Heilbrunn Timeline of Art History Essays

Blackwater Draw (ca. 9500–3000 B.C.)

As the Pleistocene, or Ice Age, was ending and the earth was drying out, there was a profound change in the environment across North America. Hunters in North America pursued large animals for food. Skilled at the task, these Americans left evidence of activities throughout much of the continent where many of their living sites and hunt sites are now known. Blackwater Draw in eastern New Mexico, which evidences human activity from about 9500 to 3000 B.C., is one of the most important of the early hunter locations. Large animals were attracted to it for water—water sources being productive places for hunting—and the weapons with which the animals were brought down were principally of stone.

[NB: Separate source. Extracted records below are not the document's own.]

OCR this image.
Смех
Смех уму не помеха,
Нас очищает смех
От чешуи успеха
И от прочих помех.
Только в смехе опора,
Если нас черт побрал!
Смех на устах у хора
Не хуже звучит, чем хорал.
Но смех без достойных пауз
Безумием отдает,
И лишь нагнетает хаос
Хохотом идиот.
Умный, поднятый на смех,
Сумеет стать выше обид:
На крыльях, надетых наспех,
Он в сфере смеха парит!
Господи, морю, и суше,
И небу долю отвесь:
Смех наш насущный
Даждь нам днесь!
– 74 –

Discovered in the 1930s, Blackwater Draw defined the then newly discovered Clovis culture of North America (ca. 9500 B.C.). The name Clovis is derived from the modern town near Blackwater Draw. Currently documented to be among the earliest inhabitants of the North American continent beginning around 11,500 years ago, the Clovis people probably initially migrated into Alaska from Siberia, crossing the 600-mile-wide corridor along the Bering Strait that was then dry due to water confined in massive glaciers. Their migrations as big-game hunters led the Clovis down from Alaska, through Canada into the North American plains as they followed herds of steppe bison, mammoth, and horse. These animals reached extinction around the same time Clovis hunters were becoming established in North America; whether the animals’ extinction was due to the efficiency and tenacity of Clovis hunters, concurrent climate change, or a combination of both, is debated.

The Clovis people hunted using exquisitely crafted spears made from stone. Elegant as well as useful, these spears are known also by the name Clovis. Found at Blackwater Draw, Clovis points were made by pressure flaking handsomely colored chert, agate, chalcedony, or jasper. These effective hunting tools and weapons are distinctively shaped. Bifacial (that is, flaked on both sides), they have a large central, or “channel,” flake removed from the bottom. This detail has given them the name of fluted points, and they are peculiarly American. The fluted detail of the points would have allowed them to be more easily mounted onto split wooden spear shafts, and also probably increased their streamline and stability as implements that would have been hurled at formidable prey. Following Clovis, the Folsom complex (ca. 8500 B.C.) also produced an elegant fluted point, one with a longer channel flake. It too was used in the hunting of big game, primarily bison.

Clovis-like points have been unearthed across the United States, Canada, and Central America. They are remarkably similar despite the vast geographic territory where they have been found. Typically a singular type of artifact takes on unique regional characteristics. Clovis points do not appear to follow this archaeological convention, and it may have been because they were extremely effective hunting implements as well as items exchanged in long-distance trade networks. The finer raw materials used to fashion Clovis points were also occasionally traded across vast distances.

Clovis people of North and Central America likely lived in small, related bands of nomadic hunters. Most of what is currently known about Clovis culture is derived from spectacular kill-sites where the fractured and butchered bones of large prey, such as the mammoth at Blackwater Draw, have been found with the distinctive Clovis spear points. However, some Clovis camp sites have been discovered and from these more modest locations other varieties of smaller, beautifully crafted tools have been recovered. The variety of tools suggests that Clovis people were engaged in a wide range of activities to survive in Ice Age America. Several locations of Clovis caches have been found. Rare and valuable goods, such as raw materials for making tools and red ocher—possibly used in rituals—have been recovered from these caches. These buried goods were probably left for future recovery by the traveling bands, like a pirate’s buried treasure.